Now - onto the topic of today's blog-o-fun. Cows. I happen to know an insanely ridiculous amount about cows. There's actually a whole back story about why I know so much about cows and how cows have played an increasing larger part in my life as the years go on - but perhaps we will tell that story some other time.


Cows used to scare the crap out of me. Once, my car was surrounded by cows, and I needed back IN my car, and about cried trying to figure out how to move these massive gigantors away from my car. How you ever stood next to a real cow? Holy cow! Haha - no pun intended...ok, maybe a little. I digress. These things are HUGE. Like frighteningly huge. And insane. Cows are crazy. I don't know if you knew this either, but their brains are like the size of a flea. I think. Anyways, I did manage to get back in my car without incident, but the point was, they were scary.

As time as passed, and I've met more cows, I've realized that I'm no longer as scared of them. I wouldn't want to have one in my living room or anything...but they aren't that bad. And they have been on my mind the last few days.

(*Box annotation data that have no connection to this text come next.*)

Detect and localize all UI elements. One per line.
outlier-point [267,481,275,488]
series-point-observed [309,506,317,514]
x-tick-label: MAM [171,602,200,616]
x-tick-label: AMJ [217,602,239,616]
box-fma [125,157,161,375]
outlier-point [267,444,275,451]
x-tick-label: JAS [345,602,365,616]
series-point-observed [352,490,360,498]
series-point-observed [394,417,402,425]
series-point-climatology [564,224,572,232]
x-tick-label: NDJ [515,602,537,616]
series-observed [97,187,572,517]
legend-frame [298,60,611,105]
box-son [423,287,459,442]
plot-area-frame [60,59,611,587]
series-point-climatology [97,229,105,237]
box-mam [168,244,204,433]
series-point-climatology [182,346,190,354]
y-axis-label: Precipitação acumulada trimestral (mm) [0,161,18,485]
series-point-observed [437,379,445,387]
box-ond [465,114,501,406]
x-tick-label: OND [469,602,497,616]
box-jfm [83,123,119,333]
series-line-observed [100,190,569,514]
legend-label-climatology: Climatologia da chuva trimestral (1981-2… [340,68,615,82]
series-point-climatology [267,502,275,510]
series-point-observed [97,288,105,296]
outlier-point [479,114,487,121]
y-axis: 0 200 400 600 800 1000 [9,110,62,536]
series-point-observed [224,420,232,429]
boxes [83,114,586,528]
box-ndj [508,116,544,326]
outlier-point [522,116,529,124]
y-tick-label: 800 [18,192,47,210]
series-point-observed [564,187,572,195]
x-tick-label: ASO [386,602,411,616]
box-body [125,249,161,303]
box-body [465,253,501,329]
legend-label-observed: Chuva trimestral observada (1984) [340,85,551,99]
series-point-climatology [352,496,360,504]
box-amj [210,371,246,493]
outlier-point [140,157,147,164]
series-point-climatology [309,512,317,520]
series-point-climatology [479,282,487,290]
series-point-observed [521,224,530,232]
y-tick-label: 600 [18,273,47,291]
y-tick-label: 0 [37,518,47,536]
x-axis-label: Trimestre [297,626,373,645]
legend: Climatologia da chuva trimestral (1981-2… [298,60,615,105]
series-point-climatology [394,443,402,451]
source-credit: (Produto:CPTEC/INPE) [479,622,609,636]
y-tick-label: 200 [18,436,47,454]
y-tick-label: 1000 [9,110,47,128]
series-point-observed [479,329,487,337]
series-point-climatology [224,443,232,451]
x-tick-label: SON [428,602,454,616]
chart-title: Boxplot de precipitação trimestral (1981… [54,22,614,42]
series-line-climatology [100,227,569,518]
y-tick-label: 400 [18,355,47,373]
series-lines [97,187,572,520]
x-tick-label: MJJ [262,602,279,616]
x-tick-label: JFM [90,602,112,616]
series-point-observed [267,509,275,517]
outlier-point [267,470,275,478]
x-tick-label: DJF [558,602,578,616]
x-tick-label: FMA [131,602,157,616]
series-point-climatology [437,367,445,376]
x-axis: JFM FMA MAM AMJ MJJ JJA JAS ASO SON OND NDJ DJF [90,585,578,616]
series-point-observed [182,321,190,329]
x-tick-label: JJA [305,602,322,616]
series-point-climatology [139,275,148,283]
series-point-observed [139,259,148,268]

The last couple days have been an emotional roller coaster for me. Life worked itself out, as it often does, but for a few minutes, I was insanely angry. Then insanely hurt. Then insanely scared. Then insanely determined. And then insanely peaceful. If you don't know me...I tend to be a bit extreme in personality, everything I do probably deserves an insanely in front of it. I like to call it passion, most call it clinical psychosis. And things worked out as they always do.

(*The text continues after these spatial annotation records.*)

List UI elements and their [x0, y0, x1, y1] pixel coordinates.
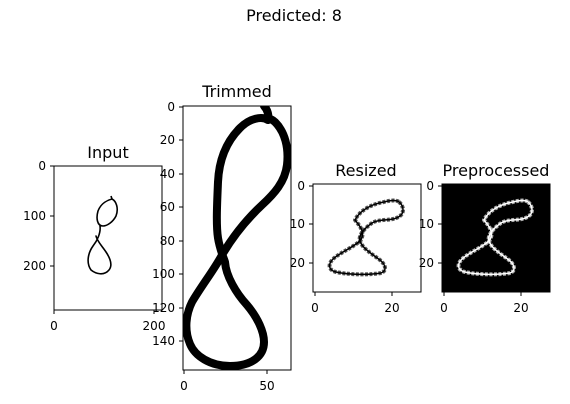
input-ytick-0: 0	[38, 159, 46, 173]
trimmed-ytick-0: 0	[167, 100, 175, 114]
resized-ytick-2: 20	[290, 256, 305, 270]
resized-ytick-0: 0	[297, 179, 305, 193]
panel-title-preprocessed: Preprocessed	[443, 161, 550, 180]
input-xtick-1: 200	[143, 319, 166, 333]
input-ytick-2: 200	[23, 259, 46, 273]
preprocessed-y-axis: 0 10 20	[419, 179, 442, 270]
trimmed-digit-stroke	[183, 106, 291, 370]
preprocessed-digit-core	[457, 199, 533, 276]
preprocessed-x-axis: 0 20	[440, 292, 529, 315]
panel-title-resized: Resized	[335, 161, 396, 180]
preprocessed-xtick-0: 0	[440, 301, 448, 315]
suptitle: Predicted: 8	[246, 6, 342, 25]
trimmed-ytick-3: 60	[160, 200, 175, 214]
resized-ytick-1: 10	[290, 217, 305, 231]
panel-trimmed: Trimmed 0 20 40 60 80 100 120 140	[152, 82, 292, 393]
input-axes-frame	[53, 165, 163, 311]
trimmed-ytick-5: 100	[152, 267, 175, 281]
input-x-axis: 0 200	[50, 310, 165, 333]
trimmed-ytick-7: 140	[152, 334, 175, 348]
resized-xtick-1: 20	[384, 301, 399, 315]
resized-x-axis: 0 20	[311, 292, 400, 315]
panel-resized: Resized 0 10 20 0 20	[290, 161, 422, 315]
trimmed-ytick-1: 20	[160, 133, 175, 147]
trimmed-ytick-4: 80	[160, 234, 175, 248]
resized-digit-core	[328, 199, 404, 276]
trimmed-xtick-1: 50	[259, 379, 274, 393]
panel-title-input: Input	[87, 143, 128, 162]
input-y-axis: 0 100 200	[23, 159, 54, 273]
preprocessed-ytick-1: 10	[419, 217, 434, 231]
preprocessed-xtick-1: 20	[513, 301, 528, 315]
input-digit-stroke	[87, 198, 119, 275]
preprocessed-ytick-0: 0	[426, 179, 434, 193]
input-digit-tail	[110, 195, 113, 200]
panel-input: Input 0 100 200 0 200	[23, 143, 165, 333]
trimmed-ytick-2: 40	[160, 167, 175, 181]
input-ytick-1: 100	[23, 209, 46, 223]
resized-y-axis: 0 10 20	[290, 179, 313, 270]
trimmed-ytick-6: 120	[152, 301, 175, 315]
trimmed-xtick-0: 0	[180, 379, 188, 393]
resized-xtick-0: 0	[311, 301, 319, 315]
preprocessed-ytick-2: 20	[419, 256, 434, 270]
trimmed-y-axis: 0 20 40 60 80 100 120 140	[152, 100, 183, 348]
panel-preprocessed: Preprocessed 0 10 20 0 20	[419, 161, 551, 315]
trimmed-x-axis: 0 50	[180, 370, 275, 393]
panel-title-trimmed: Trimmed	[201, 82, 272, 101]
input-xtick-0: 0	[50, 319, 58, 333]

Your probably wondering right about now - what the heck does this have to do with cows? So I once knew this cow, that went crazy. It was pregnant, and insane. So it got locked in a trailer. Where it gave birth to twins, and in its insanity, stepped on and killed one of the twins. The other twin - well, it had an insane mother. So - what happened to the poor baby cow? They made it a baby cows hide that had died and give it to the mother cow that wasn't crazy and lost its baby. The mother sniffed it, thought it was hers, and fed it and treated it like it was hers. It grew up strong and healthy and I ate it at Wendy's the other day.

Okay, that last part wasn't true.


Anyways - the point is - Life is unpredictable. Everything in life is a mix of circumstances, reactions, and interpretation. You can be sure of nothing but the breath you are taking as you read this. But ride out the wave long enough and you will find the beach. Something sad can end happy with the right helping hand and the right determination. Without the rancher to make the "jacket" for the baby cow, the calf wound have died. Without a surrogate cow's determination, the calf would have died.

It's all a matter of perception. Never giving up. Even when you've gone crazy. Even when it seems impossible.

What random thing do you know an insane amount about?